Un Black Friday pas comme les autres

Le débat qui oppose les "petits commerçants" parés de toutes les vertus et les monstrueuses plateformes online mercantilistes a atteint son paroxysme cette année. En 2019 déjà, plus de 200 marques nationales s'étaient associées pour boycotter le Black Friday et dénoncer son impact environnemental. L'édition 2020 cristallise encore plus les tensions, comme le montre l'étude menée auprès de la communauté online d'Ipsos, #Home*.

Interdire de vente les commerces jugés « non essentiels » (hygiène-soin-beauté-parfum, Luxe, culture, électronique, etc.), c’est avoir créé les conditions pour que les achats se reportent dès le premier confinement sur les plateformes online et surtout vers de nouveaux marchés, que ce soit auprès des clients déjà usagers ou de nouvelles recrues. Une fois découverte par de très nombreux Français la vente online et les plateformes, ils pu comparer leurs prix à ceux de leurs commerçants habituels et certains, des mois plus tard, ont définitivement changé leurs comportements pour des raisons économiques et pratiques (achat de chez soi, livraison à domicile, etc.).

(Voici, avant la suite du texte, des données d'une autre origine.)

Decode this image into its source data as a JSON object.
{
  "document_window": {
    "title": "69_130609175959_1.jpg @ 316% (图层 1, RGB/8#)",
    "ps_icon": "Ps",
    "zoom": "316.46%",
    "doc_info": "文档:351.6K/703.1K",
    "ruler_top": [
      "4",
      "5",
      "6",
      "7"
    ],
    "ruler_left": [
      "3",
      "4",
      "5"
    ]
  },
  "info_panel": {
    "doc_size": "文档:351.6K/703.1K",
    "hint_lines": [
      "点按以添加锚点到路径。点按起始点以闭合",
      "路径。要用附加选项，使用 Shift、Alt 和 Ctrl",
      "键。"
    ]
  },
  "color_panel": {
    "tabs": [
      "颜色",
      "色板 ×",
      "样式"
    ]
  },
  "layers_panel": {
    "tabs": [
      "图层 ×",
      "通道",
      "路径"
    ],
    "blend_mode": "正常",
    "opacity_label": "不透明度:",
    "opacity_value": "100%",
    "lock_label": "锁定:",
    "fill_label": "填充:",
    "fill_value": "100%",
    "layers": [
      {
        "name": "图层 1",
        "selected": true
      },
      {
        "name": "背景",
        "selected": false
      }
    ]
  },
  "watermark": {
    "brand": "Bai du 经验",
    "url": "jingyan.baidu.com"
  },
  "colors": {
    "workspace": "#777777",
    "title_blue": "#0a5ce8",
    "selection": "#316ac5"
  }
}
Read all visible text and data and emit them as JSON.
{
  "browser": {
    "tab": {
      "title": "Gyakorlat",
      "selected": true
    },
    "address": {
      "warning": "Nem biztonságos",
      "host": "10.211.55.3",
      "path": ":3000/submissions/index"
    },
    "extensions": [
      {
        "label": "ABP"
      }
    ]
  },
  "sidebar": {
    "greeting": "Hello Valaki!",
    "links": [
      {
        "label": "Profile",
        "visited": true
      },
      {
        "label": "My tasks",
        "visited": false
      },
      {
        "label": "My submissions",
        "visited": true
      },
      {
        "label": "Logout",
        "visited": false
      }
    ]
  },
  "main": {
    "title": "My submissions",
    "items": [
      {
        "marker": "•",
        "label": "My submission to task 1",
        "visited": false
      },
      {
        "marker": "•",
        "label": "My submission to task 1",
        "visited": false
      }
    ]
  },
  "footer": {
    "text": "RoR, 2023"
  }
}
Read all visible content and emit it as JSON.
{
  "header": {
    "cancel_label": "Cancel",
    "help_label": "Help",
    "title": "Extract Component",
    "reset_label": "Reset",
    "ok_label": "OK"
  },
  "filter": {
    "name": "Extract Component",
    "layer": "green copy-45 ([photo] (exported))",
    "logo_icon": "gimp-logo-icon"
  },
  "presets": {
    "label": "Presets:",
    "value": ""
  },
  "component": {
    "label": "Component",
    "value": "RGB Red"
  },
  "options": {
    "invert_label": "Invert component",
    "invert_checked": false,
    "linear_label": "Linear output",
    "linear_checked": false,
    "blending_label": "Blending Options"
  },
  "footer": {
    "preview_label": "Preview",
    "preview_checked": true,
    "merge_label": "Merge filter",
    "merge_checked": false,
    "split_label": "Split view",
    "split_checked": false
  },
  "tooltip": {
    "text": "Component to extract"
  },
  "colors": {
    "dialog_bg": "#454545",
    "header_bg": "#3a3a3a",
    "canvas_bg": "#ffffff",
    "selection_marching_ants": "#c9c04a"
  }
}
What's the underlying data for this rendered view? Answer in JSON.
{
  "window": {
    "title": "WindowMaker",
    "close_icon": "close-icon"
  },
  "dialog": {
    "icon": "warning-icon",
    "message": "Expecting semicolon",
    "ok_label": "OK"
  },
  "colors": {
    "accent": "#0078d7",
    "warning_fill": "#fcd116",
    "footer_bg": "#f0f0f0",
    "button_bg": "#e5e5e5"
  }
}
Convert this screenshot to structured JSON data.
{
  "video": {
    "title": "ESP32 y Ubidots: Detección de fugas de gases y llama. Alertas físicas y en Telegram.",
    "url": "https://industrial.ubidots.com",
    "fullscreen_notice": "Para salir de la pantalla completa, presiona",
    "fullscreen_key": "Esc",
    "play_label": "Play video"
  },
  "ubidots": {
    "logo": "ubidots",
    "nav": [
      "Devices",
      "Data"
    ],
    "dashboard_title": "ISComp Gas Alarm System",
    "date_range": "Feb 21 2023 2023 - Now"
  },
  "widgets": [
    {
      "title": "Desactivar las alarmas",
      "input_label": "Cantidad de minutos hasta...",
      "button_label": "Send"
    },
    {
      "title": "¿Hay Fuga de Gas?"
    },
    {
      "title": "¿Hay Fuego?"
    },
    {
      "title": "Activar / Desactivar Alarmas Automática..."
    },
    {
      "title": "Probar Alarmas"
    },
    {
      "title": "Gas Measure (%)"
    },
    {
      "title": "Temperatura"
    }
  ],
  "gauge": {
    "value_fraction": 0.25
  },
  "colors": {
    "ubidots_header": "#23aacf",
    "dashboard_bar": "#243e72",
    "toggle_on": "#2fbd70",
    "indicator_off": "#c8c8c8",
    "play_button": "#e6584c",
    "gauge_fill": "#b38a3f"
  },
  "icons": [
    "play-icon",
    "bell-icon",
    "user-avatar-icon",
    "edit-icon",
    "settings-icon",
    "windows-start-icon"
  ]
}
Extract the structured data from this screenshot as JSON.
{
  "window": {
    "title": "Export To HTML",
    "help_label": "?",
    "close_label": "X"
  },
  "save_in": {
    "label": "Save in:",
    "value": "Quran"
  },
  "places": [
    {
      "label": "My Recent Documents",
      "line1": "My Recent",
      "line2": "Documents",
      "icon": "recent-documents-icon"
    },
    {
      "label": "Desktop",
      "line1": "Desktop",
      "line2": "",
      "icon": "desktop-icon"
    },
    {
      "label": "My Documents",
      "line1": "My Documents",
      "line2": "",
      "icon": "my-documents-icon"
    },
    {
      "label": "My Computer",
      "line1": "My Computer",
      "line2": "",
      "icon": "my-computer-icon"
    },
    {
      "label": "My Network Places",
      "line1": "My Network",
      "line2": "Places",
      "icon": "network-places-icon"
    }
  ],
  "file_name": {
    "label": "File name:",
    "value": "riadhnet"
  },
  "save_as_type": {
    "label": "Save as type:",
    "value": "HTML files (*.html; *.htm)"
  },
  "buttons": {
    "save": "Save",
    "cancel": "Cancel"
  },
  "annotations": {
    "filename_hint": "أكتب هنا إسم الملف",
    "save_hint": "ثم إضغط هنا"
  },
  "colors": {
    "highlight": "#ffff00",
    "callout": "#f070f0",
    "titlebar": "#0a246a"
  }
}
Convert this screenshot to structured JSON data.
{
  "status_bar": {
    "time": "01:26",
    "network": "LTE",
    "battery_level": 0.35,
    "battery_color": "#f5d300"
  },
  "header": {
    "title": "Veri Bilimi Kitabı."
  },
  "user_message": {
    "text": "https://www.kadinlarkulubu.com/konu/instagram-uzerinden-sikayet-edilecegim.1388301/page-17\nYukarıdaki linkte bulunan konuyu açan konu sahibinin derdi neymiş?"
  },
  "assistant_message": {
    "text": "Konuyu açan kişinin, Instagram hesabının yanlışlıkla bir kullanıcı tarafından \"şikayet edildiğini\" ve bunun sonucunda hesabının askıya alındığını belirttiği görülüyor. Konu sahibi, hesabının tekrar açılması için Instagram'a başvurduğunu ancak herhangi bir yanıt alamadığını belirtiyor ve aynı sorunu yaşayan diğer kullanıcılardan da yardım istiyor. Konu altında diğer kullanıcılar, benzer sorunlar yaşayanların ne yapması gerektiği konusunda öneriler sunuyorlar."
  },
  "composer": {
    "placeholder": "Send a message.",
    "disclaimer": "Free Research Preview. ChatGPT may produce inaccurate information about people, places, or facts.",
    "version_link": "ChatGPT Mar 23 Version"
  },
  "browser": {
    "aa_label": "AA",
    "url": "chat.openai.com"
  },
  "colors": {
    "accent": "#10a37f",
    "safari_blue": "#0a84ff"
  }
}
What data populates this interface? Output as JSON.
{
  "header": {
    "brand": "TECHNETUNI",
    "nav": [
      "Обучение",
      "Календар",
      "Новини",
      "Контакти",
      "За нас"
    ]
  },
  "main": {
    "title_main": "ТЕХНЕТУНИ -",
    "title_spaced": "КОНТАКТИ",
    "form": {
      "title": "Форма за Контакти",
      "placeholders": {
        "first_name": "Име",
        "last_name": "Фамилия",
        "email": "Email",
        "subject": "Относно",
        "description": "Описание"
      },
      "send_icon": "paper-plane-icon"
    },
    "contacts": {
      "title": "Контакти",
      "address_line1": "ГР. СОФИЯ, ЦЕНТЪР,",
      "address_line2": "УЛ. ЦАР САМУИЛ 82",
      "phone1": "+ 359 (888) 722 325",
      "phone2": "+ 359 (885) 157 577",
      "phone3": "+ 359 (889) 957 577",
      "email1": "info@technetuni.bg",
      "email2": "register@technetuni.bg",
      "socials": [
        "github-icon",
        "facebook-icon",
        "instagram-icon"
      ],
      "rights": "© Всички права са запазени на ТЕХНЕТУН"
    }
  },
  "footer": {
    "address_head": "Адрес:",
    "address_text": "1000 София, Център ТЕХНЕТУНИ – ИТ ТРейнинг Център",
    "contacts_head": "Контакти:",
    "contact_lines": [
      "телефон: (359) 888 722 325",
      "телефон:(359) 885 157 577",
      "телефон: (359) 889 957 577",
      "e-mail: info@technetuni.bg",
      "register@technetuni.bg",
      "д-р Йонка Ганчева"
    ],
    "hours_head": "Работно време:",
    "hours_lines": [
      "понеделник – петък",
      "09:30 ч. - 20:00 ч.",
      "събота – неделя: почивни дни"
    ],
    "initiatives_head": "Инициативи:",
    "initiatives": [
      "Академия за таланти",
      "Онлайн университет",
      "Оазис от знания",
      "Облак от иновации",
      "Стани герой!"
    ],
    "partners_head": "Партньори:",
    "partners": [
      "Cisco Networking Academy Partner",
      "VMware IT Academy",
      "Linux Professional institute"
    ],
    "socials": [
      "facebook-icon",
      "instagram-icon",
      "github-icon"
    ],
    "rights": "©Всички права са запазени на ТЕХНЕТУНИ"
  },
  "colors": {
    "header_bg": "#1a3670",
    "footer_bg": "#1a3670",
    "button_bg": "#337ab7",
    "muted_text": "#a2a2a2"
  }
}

Résultat : le commerce online, Amazon en priorité, est devenu l’alternative « essentielle » et réflexe pour encore plus de clients. Pour ceux-là, le Black Friday est synonyme d’opportunités et d’aubaines à saisir : « Je souhaitais acheter un parfum et j'ai profité d'une réduction de 25% proposée à l'occasion du Black Friday. Je pense que c'est le seul achat que j'effectuerai dans ce cadre. »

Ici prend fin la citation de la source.